Martin Marty ponders the gritty realities of interfaith marriage. He finds Naomi Schaefer Riley’s recent book, Till Faith Do Us Part: How Interfaith Marriage Is Transforming America, a welcome exploration of the issues involved:
Ms. Riley herself and many reviewers are in “interfaith” marriages, and find much to affirm in many of them, but they are also aware of what social scientific data says about the causes of changes in marriage trends. Some data suggests that, among large communities, Mormons and Muslims are the most successful at holding off marriage “across the aisles,” to use The Economist’s terms.
Ask, in polls, which religion “other than your own” you view most positively, and the largest set of respondents lists Mormon and Muslim as problematic. Years ago Jews and Catholics were most feared and despised, but today they are most readily accepted by others! One reason for the change is interfaith marriage, and, alongside it, many other means of getting to know “the other.”
In an interview, Schaefer Riley describes what’s surprised her about her own interfaith marriage:
I told my husband on our first date that I plan to raise my children Jewish. In my survey, though, apparently, about less than half of interfaith couples actually talk about how they’re going to raise their children before they get married. So that wasn’t a big surprise. But I will say one of the interesting things is that I think most people getting into interfaith unions seem to think it’s kind of one discussion happens, somebody wins, and then you sort of move forward from there.

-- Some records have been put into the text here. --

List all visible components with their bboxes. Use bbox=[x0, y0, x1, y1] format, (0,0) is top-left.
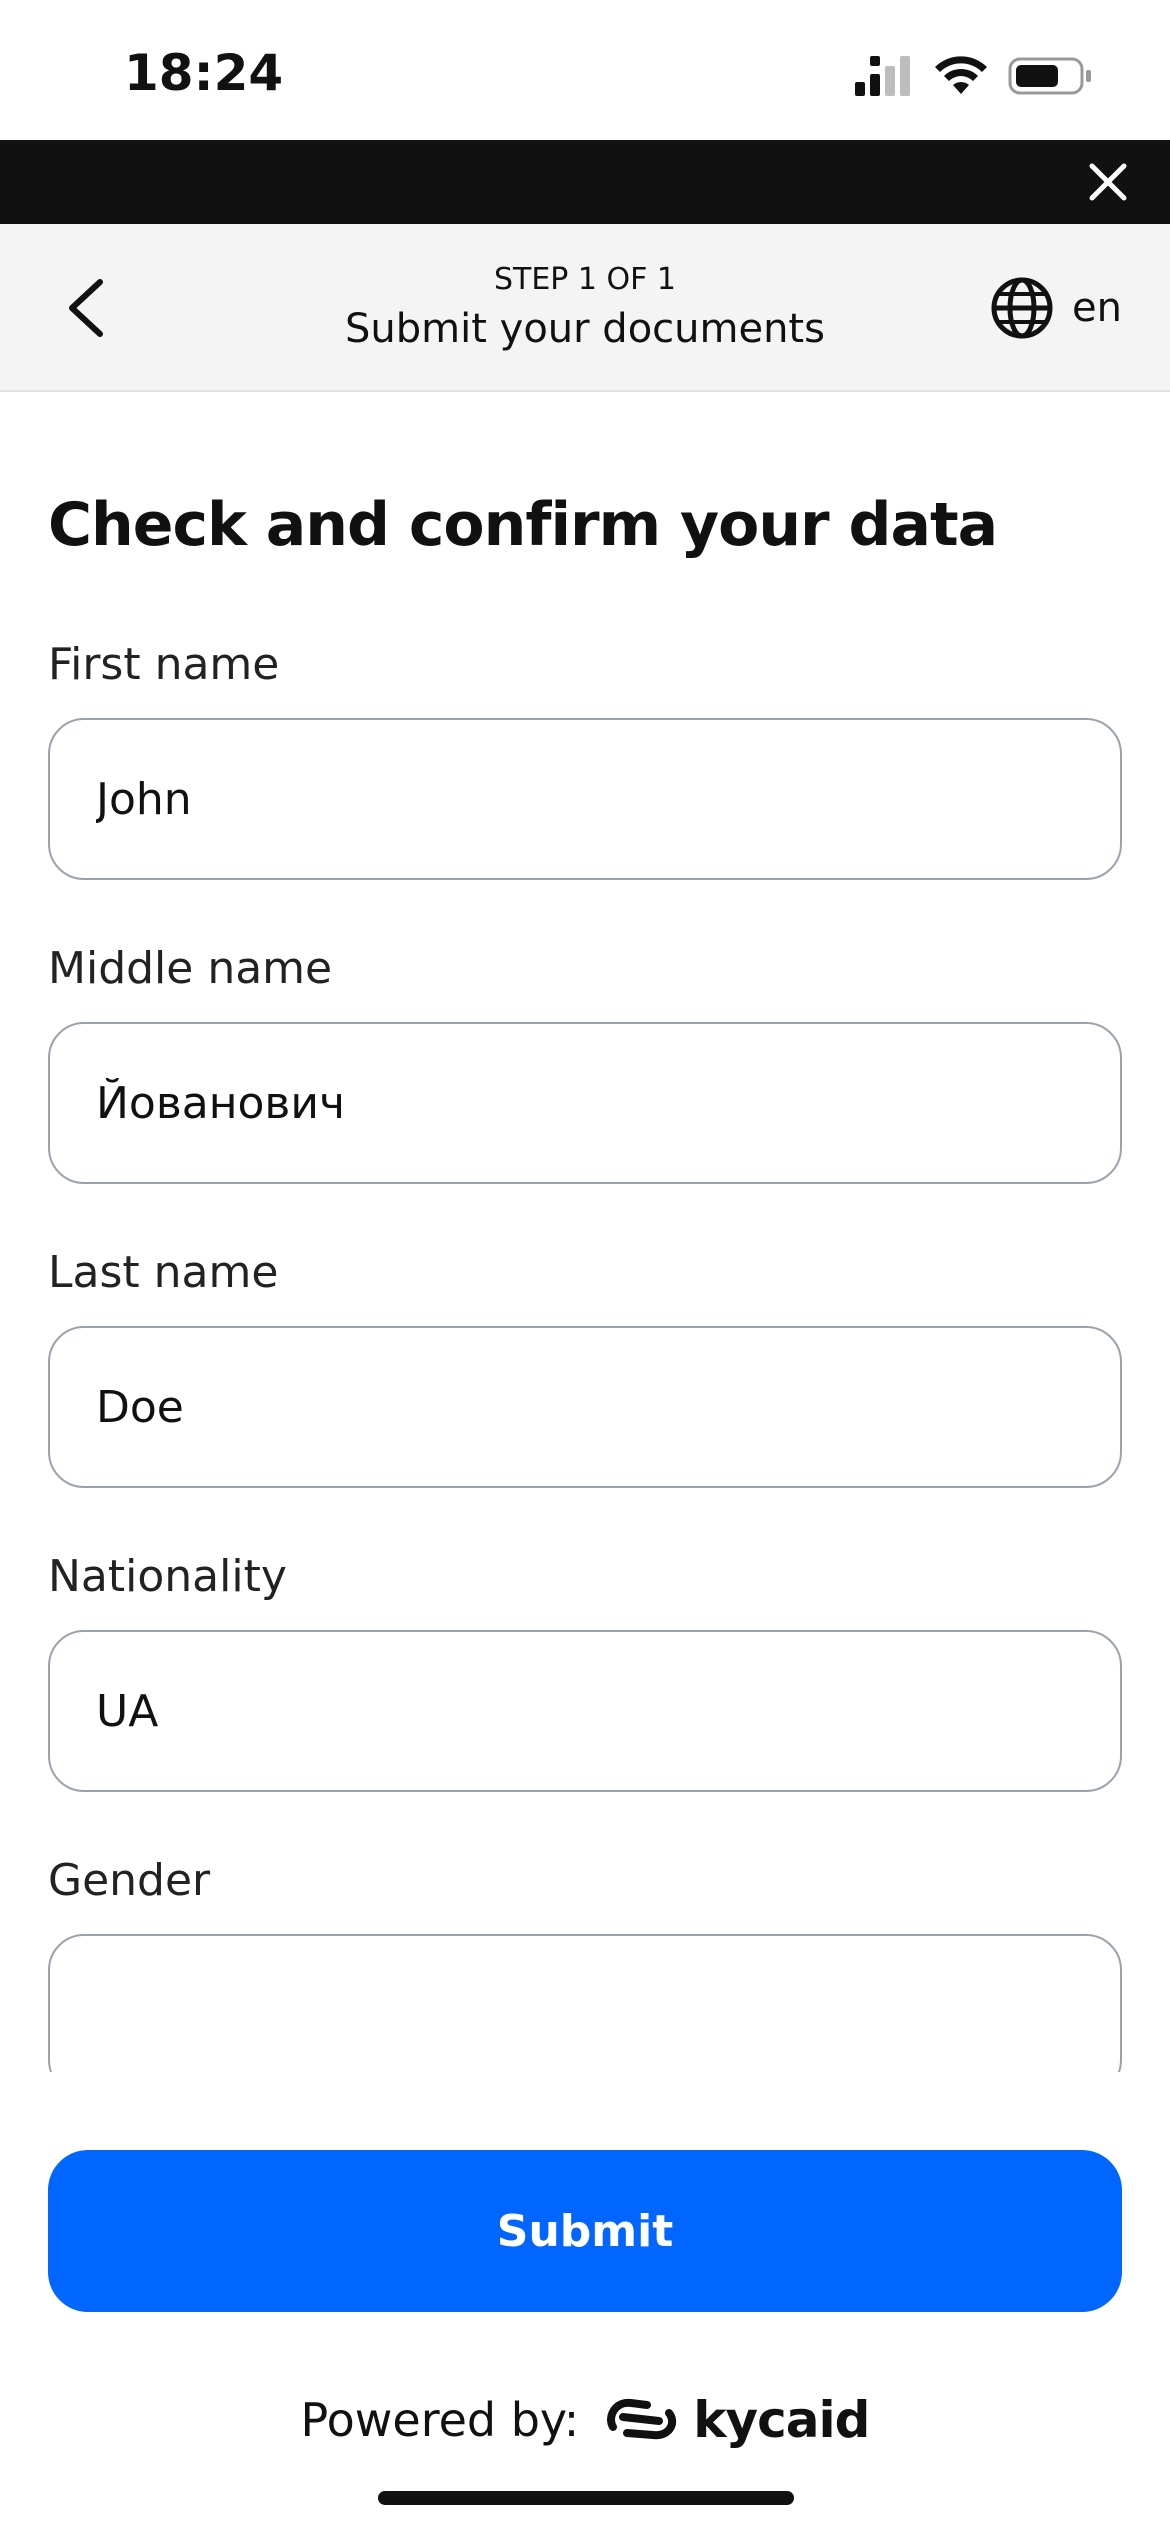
brand-name: kycaid bbox=[693, 2391, 870, 2449]
page-title: Check and confirm your data bbox=[48, 490, 998, 560]
brand: kycaid bbox=[603, 2387, 870, 2453]
gender-input[interactable] bbox=[48, 1934, 1122, 2072]
field-label: First name bbox=[48, 639, 280, 690]
home-indicator bbox=[378, 2491, 794, 2505]
first-name-input[interactable] bbox=[48, 718, 1122, 880]
field-last-name: Last name bbox=[48, 1246, 1122, 1488]
field-label: Nationality bbox=[48, 1551, 287, 1602]
battery-icon bbox=[1008, 57, 1091, 95]
last-name-input[interactable] bbox=[48, 1326, 1122, 1488]
field-first-name: First name bbox=[48, 638, 1122, 880]
powered-by-footer: Powered by: kycaid bbox=[0, 2380, 1170, 2460]
wifi-icon bbox=[935, 56, 987, 94]
top-strip bbox=[0, 140, 1170, 224]
field-label: Last name bbox=[48, 1247, 279, 1298]
globe-icon bbox=[991, 277, 1053, 339]
field-label: Middle name bbox=[48, 943, 333, 994]
status-bar: 18:24 bbox=[0, 0, 1170, 140]
nationality-input[interactable] bbox=[48, 1630, 1122, 1792]
form-content: Check and confirm your data First name M… bbox=[48, 392, 1122, 2072]
language-selector[interactable]: en bbox=[990, 276, 1122, 340]
field-label: Gender bbox=[48, 1855, 211, 1906]
status-time: 18:24 bbox=[124, 44, 284, 102]
field-gender: Gender bbox=[48, 1854, 1122, 2072]
submit-button[interactable]: Submit bbox=[48, 2150, 1122, 2312]
language-label: en bbox=[1072, 285, 1122, 331]
header: STEP 1 OF 1 Submit your documents en bbox=[0, 224, 1170, 392]
kycaid-logo-icon bbox=[607, 2398, 677, 2440]
close-icon[interactable] bbox=[1084, 158, 1132, 206]
middle-name-input[interactable] bbox=[48, 1022, 1122, 1184]
field-nationality: Nationality bbox=[48, 1550, 1122, 1792]
field-middle-name: Middle name bbox=[48, 942, 1122, 1184]
powered-by-label: Powered by: bbox=[300, 2393, 580, 2447]
signal-icon bbox=[855, 56, 910, 96]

But I think it’s been a much more dynamic process. And, you know, you don’t really realize until you get to these various milestones in life, you know, how you’re going to feel about them. And little things can really affect the compromises that you’ve reached, you know. So you used to go to so-and-so’s for, you know, an Easter egg hunt, and it was completely an, you know, irreligious experience. You know, that person no longer hosted, and then you go to Uncle So-and-So’s, and he’s much more into talking about the real reason behind Easter. And suddenly, I think an interfaith family can get very uncomfortable.